Vanderbilt law professor Jim Rossi helped spearhead the writing and filing of an amicus brief on behalf of a team of 26 energy law scholars in Federal Energy Regulatory Commission v. Electric Power Supply Association, a case regarding the scope of the federal government’s power under the 80-year-old Federal Power Act (FPA).
The case, argued before the U.S. Supreme Court on Wednesday, Oct. 14, challenges a 2014 D.C. Court of Appeals decision in Electric Power Supply Association v. FERC. That case held that FERC lacked authority to regulate “demand response,” a form of energy efficiency through which large customers that buy wholesale electricity from power plants agree to reduce their energy consumption during periods when the electric grid experiences high demand—such as a 100-degree summer day that increases demand for air-cooling.
“Demand response” gives electricity grid operators a valuable tool for managing the grid during peak use periods, according to Rossi. “When electricity grid operators can manage electricity use at times when there’s a high demand for electric power, that allows for more efficient deployment of energy on the grid—which in turn can lower electricity bills and reduce air pollution,” he explained.
However, electricity grid operators’ valuation of “demand response” could also reduce the profits of individual power plants. In 2012, the Electric Power Supply Association, a trade organization representing power suppliers, brought a lawsuit challenging FERC’s statutory authority to establish nationwide participation in “demand response” markets. In 2014, the D.C. Circuit Court of Appeals agreed, holding that FERC lacked the authority to regulate the valuation of demand response in wholesale power markets.
Rossi’s current research focuses on federalism and other shared jurisdictional issues affecting agency regulation. “Important federalism issues in energy markets are at the core of this case,” he said. “I was motivated to work with colleagues to file an amicus brief in this case because of its significance in defining how we regulate interstate energy markets, if at all.”
In the amicus brief Rossi organized and co-authored with Richard J. Pierce Jr. and Emily Hammond of George Washington University and Joel B. Eisen of the University of Richmond, the energy law scholars argue that the D.C. Circuit’s 2014 ruling in favor of the Electric Power Supply Association “was based on some fundamental misinterpretations of the Federal Power Act and applicable precedents” and should be overturned.
“The Federal Power Act authorizes FERC to remedy practices affecting wholesale electricity rates to ensure such rates are just, reasonable, and nondiscriminatory” Rossi said. “Failure to address demand response in wholesale market creates a potential regulatory gap — a problem the drafters of the statute were specifically aiming to avoid — and the D.C. Circuit opinion also ignored FERC’s reasonable interpretation of its statutory authority.”

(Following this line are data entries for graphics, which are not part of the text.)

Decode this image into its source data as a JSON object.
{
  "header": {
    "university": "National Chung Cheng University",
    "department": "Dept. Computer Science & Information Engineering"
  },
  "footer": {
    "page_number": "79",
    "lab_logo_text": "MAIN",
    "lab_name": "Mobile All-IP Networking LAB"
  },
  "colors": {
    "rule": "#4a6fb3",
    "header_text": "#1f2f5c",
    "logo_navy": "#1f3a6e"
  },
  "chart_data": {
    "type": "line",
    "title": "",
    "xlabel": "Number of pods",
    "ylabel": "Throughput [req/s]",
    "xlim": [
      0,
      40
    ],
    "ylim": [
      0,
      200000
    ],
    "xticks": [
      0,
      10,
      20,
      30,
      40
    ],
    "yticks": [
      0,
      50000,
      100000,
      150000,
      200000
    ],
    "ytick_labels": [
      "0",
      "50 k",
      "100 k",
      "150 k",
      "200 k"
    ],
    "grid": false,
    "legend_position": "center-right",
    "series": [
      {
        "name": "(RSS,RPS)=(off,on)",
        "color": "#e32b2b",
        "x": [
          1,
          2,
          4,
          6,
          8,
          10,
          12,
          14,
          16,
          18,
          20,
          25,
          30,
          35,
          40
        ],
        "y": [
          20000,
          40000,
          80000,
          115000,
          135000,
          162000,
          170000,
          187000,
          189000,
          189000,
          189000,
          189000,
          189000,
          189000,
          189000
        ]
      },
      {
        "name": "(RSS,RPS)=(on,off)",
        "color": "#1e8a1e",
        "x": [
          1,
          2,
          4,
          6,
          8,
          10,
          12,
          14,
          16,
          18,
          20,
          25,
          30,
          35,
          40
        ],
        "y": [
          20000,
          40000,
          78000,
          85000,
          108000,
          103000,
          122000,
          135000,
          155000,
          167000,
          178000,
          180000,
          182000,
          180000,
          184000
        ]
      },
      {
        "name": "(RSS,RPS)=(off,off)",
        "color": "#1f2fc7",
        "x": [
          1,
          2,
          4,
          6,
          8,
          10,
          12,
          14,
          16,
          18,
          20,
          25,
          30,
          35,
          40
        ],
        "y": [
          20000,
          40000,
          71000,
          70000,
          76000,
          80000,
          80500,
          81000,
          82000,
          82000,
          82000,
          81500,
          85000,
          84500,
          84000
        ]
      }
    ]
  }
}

According to Rossi, “FERC v. Electric Power Supply presents an opportunity for the Supreme Court to clarify jurisdictional issues that are presenting uncertainty for state regulators as they are establishing incentives to encourage investment in new sources of energy in interstate markets.”
Rossi also emphasizes the importance of the case as renewable power sources such as wind and solar power grow in significance. “This case is of immediate practical significance to greater reliability of the electricity grid. Services such as demand response are playing an increasingly significant role as we retire old fossil fuel and nuclear plants, integrate renewable energy and battery storage into the grid, and make other decisions about new sources of energy supply.”
Rossi joined Vanderbilt’s law faculty in 2012 from the Florida State University College of Law, where he had been the Harry M. Walborsky Professor and associate dean. His recent articles focus on the role of public utility doctrines and principles in modern energy markets, as well as federalism and other shared jurisdictional issues affecting agency regulation. His books include Energy, Economics and the Environment (4th edition, Foundation Press, 2015, with Joel Eisen, Emily Hammond, David Spence, Jacqueline Weaver and Hannah Wiseman); Regulatory Bargaining and Public Law (Cambridge University Press, 2005); and an edited collection of essays, Dual Enforcement of Constitutional Norms: The New Frontier of State Constitutionalism (Oxford University Press, 2010, with James Gardner). Rossi was a consultant to the Administrative Conference of the United States’ Committee on Collaborative Governance project on Improving Coordination of Related Agency Responsibilities, which resulted in a set of recommendations adopted by the conference on how agencies should coordinate.